8. WAR PHOTO LIMITED
A two-storey exhibition gallery dedicated to photojournalism and war photography. The permanent exhibition dedicated to the wars in Yugoslavia and the Dubrovnik headquarters is located on the upper floor, the ground floor houses temporary exhibitions that cover different conflicts around the world. The room is only open between April and October.
9. THE CATHEDRAL OF THE ASUMPTION
Located near the rector’s palace, its green dome is easily visible from afar when walking on the ramparts. You can see the treasure room, with many relics and paintings. It was built after the earthquake, between 1672 and 1713. The interior is very sober compared to the beauty of its exterior architecture with its dome and statues.

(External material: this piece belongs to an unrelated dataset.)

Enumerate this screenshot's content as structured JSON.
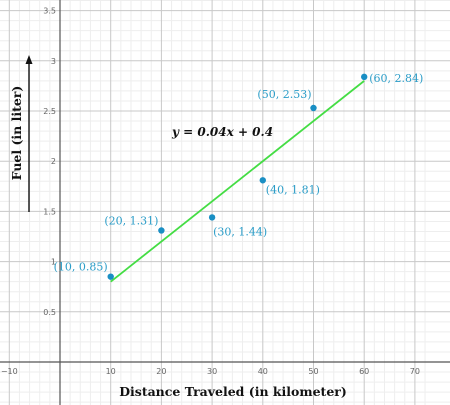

10. THE DOMINICAN MONASTERY
It’s located near the old port of the city. With its simple architecture and forming part of the city’s ramparts, this 14th century convent houses a rich collection of 15th century paintings, manuscripts and jewellery. The monastery also houses a museum dedicated to the history of the city.
11. FORT LOVRIJENAC
Located on a rocky promontory to the west of the city’s ramparts, this 11th century fort rises 37 metres above the Adriatic and offers a beautiful view of the surrounding area.
Kayaking excursions of 2 to 3 hours allow you to follow as closely as possible the imposing city walls and then reach the island of Lokrum, with various stops on beaches and in caves located along the coast of Dubrovnik. Bring sunscreen and hats!
13. TAKE THE CABLE CAR
A cable car provides access to the summit of Mount Srđ to enjoy a breathtaking view of the city and its surroundings. The journey takes 3 minutes. The cable car was destroyed in 91 during the war but returned to service in 2010. At the top of Mount Srđ, in the former Napoleonic fortress, is the Croatian War of Independence Museum, which tells the story of the siege of Dubrovnik.
14. LOKRUM ISLAND
An island of 2 km² located 15 minutes by boat from Dubrovnik, and uninhabited because it’s supposedly cursed for anyone who wants to live there…. You only come here to bathe during the day and admire the magnificent views of the city and the sea. There are some old buildings such as a Napoleonic fort, a monastery and the Habsburg residence. The island is only accessible from April to November.
MORE THINGS TO SEE AND DO IN AND NEAR DUBROVNIK
If you have more time in Dubrovnik, here are some places to visit in the area:
- Banje Beach.
- The Elaphite Islands: an archipelago of 13 islands north of Dubrovnik.
- The island of Mljet and the island of Korcula: considered as a mini-Dubrovnik, with a very well preserved old town although smaller. It is also the birthplace of Marco-Polo.
- The former Roman theatre of Cavtat.
- The Trsteno Arboretum: a park created in 1494 and open to the public.
- In Montenegro: Dubrovnik is only about 30 kilometres from Montenegro, so it would be a pity not to take the opportunity to visit the beautiful Kotor Bay.
- In Bosnia and Herzegovina: the old Mostar bridge. Located 130 km from Dubrovnik. On the way, don’t miss the Kravice Falls.